Sir Fred Goodwin, former head of the Royal Bank of Scotland and national hate figure, is to be stripped of his knighthood.
Following advice from a panel of civil servants, the Queen has cancelled and annulled his title, which was awarded to him by the Labour government in 2004 for "services to banking".
Goodwin has been blamed for the collapse of RBS, where he was chief executive from 2001 to 2008. He pursued aggressive strategies in corporate lending and investment banking, and his high-risk acquisition of Dutch rival ABN Amro in 2007 -- at the height of the crisis -- meant that RBS had to be bailed out with £45bn of taxpayer money.
He certainly did himself no favours, refusing to apologise or to return any of his £16.9m pension. (After months of pressure from the public and politicians, he eventually agreed to give up a third of it).

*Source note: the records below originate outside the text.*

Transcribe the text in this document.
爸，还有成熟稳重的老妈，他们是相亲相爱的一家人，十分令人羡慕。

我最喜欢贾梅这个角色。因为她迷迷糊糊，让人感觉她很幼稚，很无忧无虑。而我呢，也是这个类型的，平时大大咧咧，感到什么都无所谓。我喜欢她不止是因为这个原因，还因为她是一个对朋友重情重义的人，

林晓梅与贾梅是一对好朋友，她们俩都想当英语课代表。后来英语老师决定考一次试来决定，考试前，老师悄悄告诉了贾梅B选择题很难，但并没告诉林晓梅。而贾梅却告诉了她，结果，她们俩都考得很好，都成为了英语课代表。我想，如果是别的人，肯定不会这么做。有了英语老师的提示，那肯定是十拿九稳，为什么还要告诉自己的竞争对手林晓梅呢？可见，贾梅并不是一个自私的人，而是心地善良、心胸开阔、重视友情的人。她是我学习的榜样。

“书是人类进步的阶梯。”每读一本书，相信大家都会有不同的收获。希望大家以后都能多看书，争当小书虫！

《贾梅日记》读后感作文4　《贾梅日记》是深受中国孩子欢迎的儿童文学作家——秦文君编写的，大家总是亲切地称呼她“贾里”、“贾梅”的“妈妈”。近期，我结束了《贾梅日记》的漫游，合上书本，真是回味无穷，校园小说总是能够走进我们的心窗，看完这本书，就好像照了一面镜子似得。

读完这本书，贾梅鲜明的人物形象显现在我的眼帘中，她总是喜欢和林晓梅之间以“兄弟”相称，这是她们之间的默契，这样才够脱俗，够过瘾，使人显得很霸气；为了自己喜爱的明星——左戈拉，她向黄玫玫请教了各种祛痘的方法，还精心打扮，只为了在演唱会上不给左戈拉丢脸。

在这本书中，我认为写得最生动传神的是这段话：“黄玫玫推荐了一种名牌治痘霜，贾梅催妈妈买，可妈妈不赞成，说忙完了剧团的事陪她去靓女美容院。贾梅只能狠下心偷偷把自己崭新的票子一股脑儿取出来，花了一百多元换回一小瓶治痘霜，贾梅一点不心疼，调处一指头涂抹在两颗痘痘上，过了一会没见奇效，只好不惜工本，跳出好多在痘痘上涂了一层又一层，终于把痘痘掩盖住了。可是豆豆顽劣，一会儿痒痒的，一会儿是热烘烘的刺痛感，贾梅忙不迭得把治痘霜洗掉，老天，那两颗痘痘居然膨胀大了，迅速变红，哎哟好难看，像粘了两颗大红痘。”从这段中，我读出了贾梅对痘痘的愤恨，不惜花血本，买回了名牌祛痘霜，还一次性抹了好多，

Generally, people are only stripped of honours if they have committed a serious crime or been struck off by their professional register. This could be seen as vindication for those -- such as the makers of Inside Job -- who are incredulous that not a single banker has faced criminal charges for their role in the crash.
It would certainly be hard to argue that Goodwin deserves to keep his knighthood -- his actions led to thousands of job losses at RBS, and he played a part in bringing the economy to its knees. But for all the satisfaction of this moment, it is worth remembering that Goodwin did not act in isolation. Indeed, as my colleague Mehdi Hasan pointed out this month, Jon Varley of Barclays was engaged in a bidding war with Goodwin for ABN Amro - had he been successful, rather than Goodwin, we might have had ended up with a very different hate figure. Nor is "Fred the Shred" the only banker to have been given an honour by the last government.
Coming in the same week as Stephen Hester, Goodwin's successor, was forced to refuse his bonus package, this would seem to indicate that the tides are turning against the bankers. But, as I argued last week, this type of gesture politics does nothing to tackle the underlying structural problems which allow sky-high remuneration in the financial sector to continue unabated.